Das Projekt EU-RISE, an dem Oikoplus beteiligt ist, leistet hier einen wichtigen Beitrag, indem es künftige Geschäftsmodelle für den Betrieb von ISAM-Dienstleistungen analysiert, und indem es bereits entwickelte europäische Komponenten von ISAM-Systemen miteinander verknüpft und in einem End-to-End Demonstrator testet. Die Open-Source-Strategie, die EU-RISE dabei verfolgt, soll dazu führen, dass standardisierte Schnittstellen und Systeme entstehen, die es möglichst vielen Akteuren unterschiedlicher Größe erlauben, zu Europas ISAM-Technologie beizutragen.

Europa ist natürlich nicht die einzige Weltregion, und die Europäische Union nicht der einzige staatliche Akteur, der hier seine Marktanteile sichern möchte. Auch in den USA werden groß angelegte ISAM-Strategien verfolgt. Die NASA bietet in ihrem ISAM State of Play einen guten Überblick, welche Technologien hier die Raumfahrt der Zukunft prägen könnten.  

Bei Oikoplus sind wir froh (und auch ein wenig stolz), einen Beitrag zur europäischen Raumfahrt leisten zu können, indem wir die Konsortien unserer Raumfahrtprojekte in ihrer Kommunikation und Dissemination unterstützen. Denn Raumfahrt liefert einen enormen Beitrag zu den Möglichkeiten, die sich uns allen im Alltag bieten, für Forschung in unterschiedlichsten Bereichen, und beim Verständnis unseres Universums. Wer sich einen Überblick darüber verschaffen möchte, in welchen Bereichen Europas Raumfahrt eine wichtige Rolle spielt, kann das bei der EUSPA, der European Union Agency for the Space Programme tun.  

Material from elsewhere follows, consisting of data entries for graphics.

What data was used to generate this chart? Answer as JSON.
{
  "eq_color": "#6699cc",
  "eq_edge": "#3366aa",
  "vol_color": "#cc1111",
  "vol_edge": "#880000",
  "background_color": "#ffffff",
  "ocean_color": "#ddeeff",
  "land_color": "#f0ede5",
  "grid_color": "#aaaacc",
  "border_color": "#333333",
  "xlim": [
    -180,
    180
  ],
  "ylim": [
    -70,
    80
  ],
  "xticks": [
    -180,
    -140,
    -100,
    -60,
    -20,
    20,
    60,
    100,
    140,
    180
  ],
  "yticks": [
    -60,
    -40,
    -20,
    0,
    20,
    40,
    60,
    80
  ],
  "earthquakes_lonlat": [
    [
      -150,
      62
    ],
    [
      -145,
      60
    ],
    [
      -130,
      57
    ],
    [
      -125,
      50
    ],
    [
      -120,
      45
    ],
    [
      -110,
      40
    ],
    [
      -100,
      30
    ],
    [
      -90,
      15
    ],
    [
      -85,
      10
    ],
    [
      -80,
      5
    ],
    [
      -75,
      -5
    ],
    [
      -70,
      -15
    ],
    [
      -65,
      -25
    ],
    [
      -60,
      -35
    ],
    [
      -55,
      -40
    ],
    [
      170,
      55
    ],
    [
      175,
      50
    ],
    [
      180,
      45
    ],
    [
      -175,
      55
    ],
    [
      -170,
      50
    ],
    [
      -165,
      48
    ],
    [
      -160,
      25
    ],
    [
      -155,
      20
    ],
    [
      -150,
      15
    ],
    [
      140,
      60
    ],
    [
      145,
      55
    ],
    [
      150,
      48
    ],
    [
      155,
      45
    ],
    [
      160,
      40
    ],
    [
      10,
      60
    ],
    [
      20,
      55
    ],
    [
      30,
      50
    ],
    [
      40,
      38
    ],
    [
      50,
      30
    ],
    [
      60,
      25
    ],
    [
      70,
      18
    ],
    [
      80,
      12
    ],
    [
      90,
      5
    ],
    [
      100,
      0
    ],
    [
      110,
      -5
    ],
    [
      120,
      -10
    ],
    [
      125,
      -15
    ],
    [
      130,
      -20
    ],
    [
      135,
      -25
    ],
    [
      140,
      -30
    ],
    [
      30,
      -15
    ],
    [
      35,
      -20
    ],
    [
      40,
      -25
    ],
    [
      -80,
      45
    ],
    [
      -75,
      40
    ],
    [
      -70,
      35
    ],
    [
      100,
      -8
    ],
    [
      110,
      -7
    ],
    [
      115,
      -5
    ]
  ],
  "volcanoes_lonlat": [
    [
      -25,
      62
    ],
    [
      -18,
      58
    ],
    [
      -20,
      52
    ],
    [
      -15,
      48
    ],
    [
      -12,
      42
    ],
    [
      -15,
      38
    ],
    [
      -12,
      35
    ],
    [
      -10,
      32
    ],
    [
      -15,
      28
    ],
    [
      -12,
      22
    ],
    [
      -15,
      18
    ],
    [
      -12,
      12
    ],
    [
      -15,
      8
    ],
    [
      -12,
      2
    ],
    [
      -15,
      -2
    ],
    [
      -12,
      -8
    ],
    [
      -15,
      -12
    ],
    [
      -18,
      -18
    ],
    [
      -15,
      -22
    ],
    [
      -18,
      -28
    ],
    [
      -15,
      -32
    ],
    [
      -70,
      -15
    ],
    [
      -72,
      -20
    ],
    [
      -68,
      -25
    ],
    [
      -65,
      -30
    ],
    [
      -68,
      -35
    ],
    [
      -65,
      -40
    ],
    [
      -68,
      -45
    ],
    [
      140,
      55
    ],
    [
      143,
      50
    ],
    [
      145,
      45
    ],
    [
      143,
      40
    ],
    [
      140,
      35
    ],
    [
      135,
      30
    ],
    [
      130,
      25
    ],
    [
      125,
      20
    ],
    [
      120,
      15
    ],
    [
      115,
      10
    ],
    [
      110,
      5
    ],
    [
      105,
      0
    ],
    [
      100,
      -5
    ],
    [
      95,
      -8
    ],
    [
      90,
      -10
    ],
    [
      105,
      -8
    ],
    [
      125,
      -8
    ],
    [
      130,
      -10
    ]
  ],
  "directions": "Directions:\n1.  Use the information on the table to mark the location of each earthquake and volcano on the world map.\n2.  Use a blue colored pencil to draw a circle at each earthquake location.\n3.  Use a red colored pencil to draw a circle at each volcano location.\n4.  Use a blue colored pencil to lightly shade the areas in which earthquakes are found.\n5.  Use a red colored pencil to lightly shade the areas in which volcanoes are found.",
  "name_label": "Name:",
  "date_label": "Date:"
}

Als EU-Kommissionspräsidentin Ursula von der Leyen 2019 den EU Green Deal verkündete, sprach sie von “Europe’s man on the moon moment”. Eine schöne Metapher. Und wie der EU Green Deal ist auch Europas Weg in die Zukunft der Raumfahrtindustrie eine große Aufgabe, an der viele im Kollektiv mitwirken. Wir auch.